Senators want federal government to take accountability for SolarWinds hack

The leadership of the Senate Homeland Security and Governmental Affairs Committee wants the Biden administration to take accountability and provide more information on the SolarWinds hack of computer network management software afflicting the government.

The federal government has said the hack — publicly disclosed last year — compromised nine federal agencies, but the Democratic and Republican leaders of the homeland security committee want more details about whose accounts and systems were compromised.

Sens. Gary Peters, Michigan Democrat, and Rob Portman, Ohio Republican, wrote to the Office of Management and Budget expressing concern that the federal government has not properly taken accountability for the SolarWinds hack. 

“It is important that there be a single point of accountability for leading response efforts to prevent confusion and duplication. We are concerned this level of accountability is currently lacking,” wrote Mr. Peters and Mr.

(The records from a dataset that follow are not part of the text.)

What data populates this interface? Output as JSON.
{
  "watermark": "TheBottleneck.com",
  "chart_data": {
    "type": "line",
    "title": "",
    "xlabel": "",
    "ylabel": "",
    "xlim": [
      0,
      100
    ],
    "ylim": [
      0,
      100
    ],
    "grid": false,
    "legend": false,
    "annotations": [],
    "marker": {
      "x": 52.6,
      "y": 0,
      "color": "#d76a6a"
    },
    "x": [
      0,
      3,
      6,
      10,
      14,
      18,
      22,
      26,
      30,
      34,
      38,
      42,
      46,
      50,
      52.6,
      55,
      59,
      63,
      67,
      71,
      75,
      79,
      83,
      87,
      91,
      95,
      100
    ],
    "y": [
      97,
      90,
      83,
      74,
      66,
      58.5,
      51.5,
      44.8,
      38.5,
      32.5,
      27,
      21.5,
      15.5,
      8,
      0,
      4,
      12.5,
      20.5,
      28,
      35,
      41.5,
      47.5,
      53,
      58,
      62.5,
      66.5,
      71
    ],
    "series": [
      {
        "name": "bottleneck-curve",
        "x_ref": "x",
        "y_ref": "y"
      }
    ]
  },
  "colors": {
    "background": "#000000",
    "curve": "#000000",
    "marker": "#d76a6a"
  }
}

Portman to OMB’s federal chief information security officer Christopher DeRusha.

The duo requested OMB provide a list of roles and responsibilities for cybersecurity across the federal government so the senators can understand who has responsibility for cybersecurity issues. 

Congress previously created a Senate-confirmed “National Cyber Director” position appointed by the president in a 2020 defense bill. Late last month, House Committee on Oversight and Reform chair Carolyn B. Maloney, New York Democrat, wrote President Biden to ask that he prioritize nominating someone to fill the position. 

The position remains vacant, but Mr. Biden has tapped Anne Neuberger, deputy national security adviser for cyber and emerging technology, to oversee the federal government’s response to the SolarWinds hack. 

Alongside Mr. Peters and Mr. Portman’s letter to OMB, the bipartisan duo also sent a letter on Tuesday to Cybersecurity and Infrastructure Security Agency acting director Brandon Wales seeking details on the Department of Homeland Security’s existing cybersecurity strategy and implementation plan.